En conclusion, beaucoup d’analyses nouvelles et de faits recueillis aux bonnes sources dans cet ouvrage, mais aussi quelques critiques. Tout un chapitre est consacré à retracer l’origine du sionisme et des chrétiens sionistes jusqu’aux fondateurs des Etats-Unis, les Pilgrim fathers qui ont débarqué à Massachusetts pour fonder les premières colonies en 1620, et là nous ne pouvons que regretter qu’une interprétation de l’histoire limitée à la religion et à la géopolitique aboutisse à une image si déformée de toute l’histoire des Etats-Unis. Etablir un lien entre les chrétiens sionistes d’aujourd’hui et les Pilgrim fathers est aussi abusif que ceux qui prétendraient que parce que les membres du Hezbollah sont animés par la « foi », ce serait des allumés... Car une analyse religieuse doit être complétée par une analyse politique, philosophique et économique permettant d’établir le rôle progressiste joué par les uns et les autres à leur époque et de distinguer ceux qui agissent en faveur du bien commun de ceux qui sont obsédés par la lutte contre le « mal ». Comme l’attestent les écrits des premiers colons américains, de John Winthrop, par exemple, ceux-ci étaient favorables à la tolérance religieuse, à la lutte pour le bien commun, à l’égalité des hommes face à la loi, au développement de la manufacture, à la lutte contre l’usure financière.

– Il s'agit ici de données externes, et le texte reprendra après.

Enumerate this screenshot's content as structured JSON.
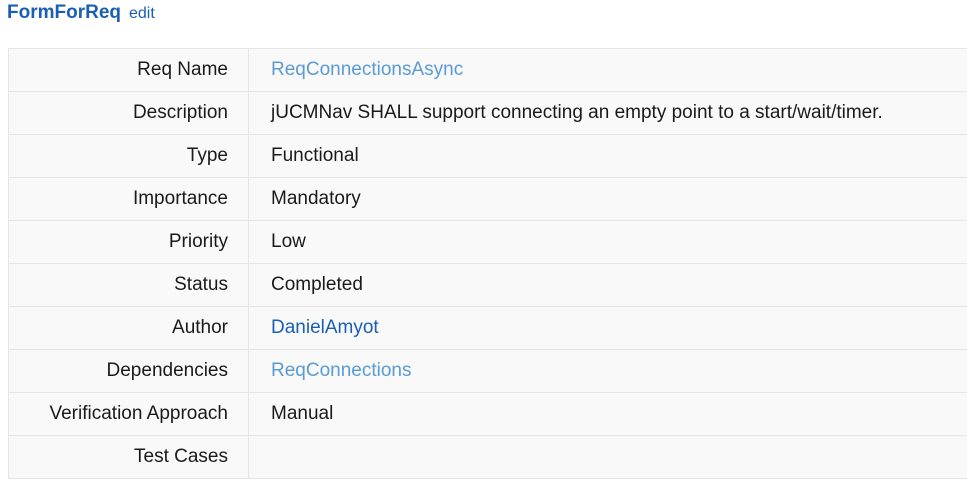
{
  "header": {
    "title": "FormForReq",
    "edit_label": "edit"
  },
  "rows": [
    {
      "label": "Req Name",
      "value": "ReqConnectionsAsync",
      "link": "light"
    },
    {
      "label": "Description",
      "value": "jUCMNav SHALL support connecting an empty point to a start/wait/timer.",
      "link": "none"
    },
    {
      "label": "Type",
      "value": "Functional",
      "link": "none"
    },
    {
      "label": "Importance",
      "value": "Mandatory",
      "link": "none"
    },
    {
      "label": "Priority",
      "value": "Low",
      "link": "none"
    },
    {
      "label": "Status",
      "value": "Completed",
      "link": "none"
    },
    {
      "label": "Author",
      "value": "DanielAmyot",
      "link": "dark"
    },
    {
      "label": "Dependencies",
      "value": "ReqConnections",
      "link": "light"
    },
    {
      "label": "Verification Approach",
      "value": "Manual",
      "link": "none"
    },
    {
      "label": "Test Cases",
      "value": "",
      "link": "none"
    }
  ],
  "colors": {
    "link_primary": "#1a5fb4",
    "link_secondary": "#5a9bd5",
    "table_bg": "#f9f9f9",
    "border": "#e4e4e4"
  }
}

C’est aussi étonnant de voir la Révolution américaine condamnée du même revers de la main, accusée de ne pas s’inspirer de Locke et de Rousseau, comme si ceux-ci étaient la source même d’un humanisme républicain. Comme le montre l’article de Jacques Cheminade « La recherche du bonheur&nbsp ; », Locke, un héritier du courant empiriste anglais fondé par Thomas Hobbes et David Hume, était un philosophe pour qui l’homme, comme la bête, ne comprend le monde que par les sensations. Cet univers bestial, de la lutte de tous contre tous, est ce qui amène Locke à définir les droits inaliénables de l’homme comme étant un droit à « la vie, la liberté et la propriété ». C’est le principe fondateur du libéralisme britannique, celui d’un animal humain pourvu de droits à posséder, y compris des serfs et des esclaves. Inspirée par Leibniz, la déclaration d’indépendance des Etats-Unis stipule, au contraire, que ces droits inaliénables sont ceux à « la vie, la liberté et la recherche du bonheur », cette notion étant associée à celle d’agapê, d’amour de notre espèce et de l’univers, la joie de les connaître mieux. Ce sont ces notions et non les premières qui peuvent inspirer les citoyens à faire le bien, fondement même d’une République digne de ce nom. Elles se traduiraient aujourd’hui dans la pratique, par exemple, par un plan de paix israelo-palestinien et régional, fondé sur une politique de coopération économique d’intérêt mutuel.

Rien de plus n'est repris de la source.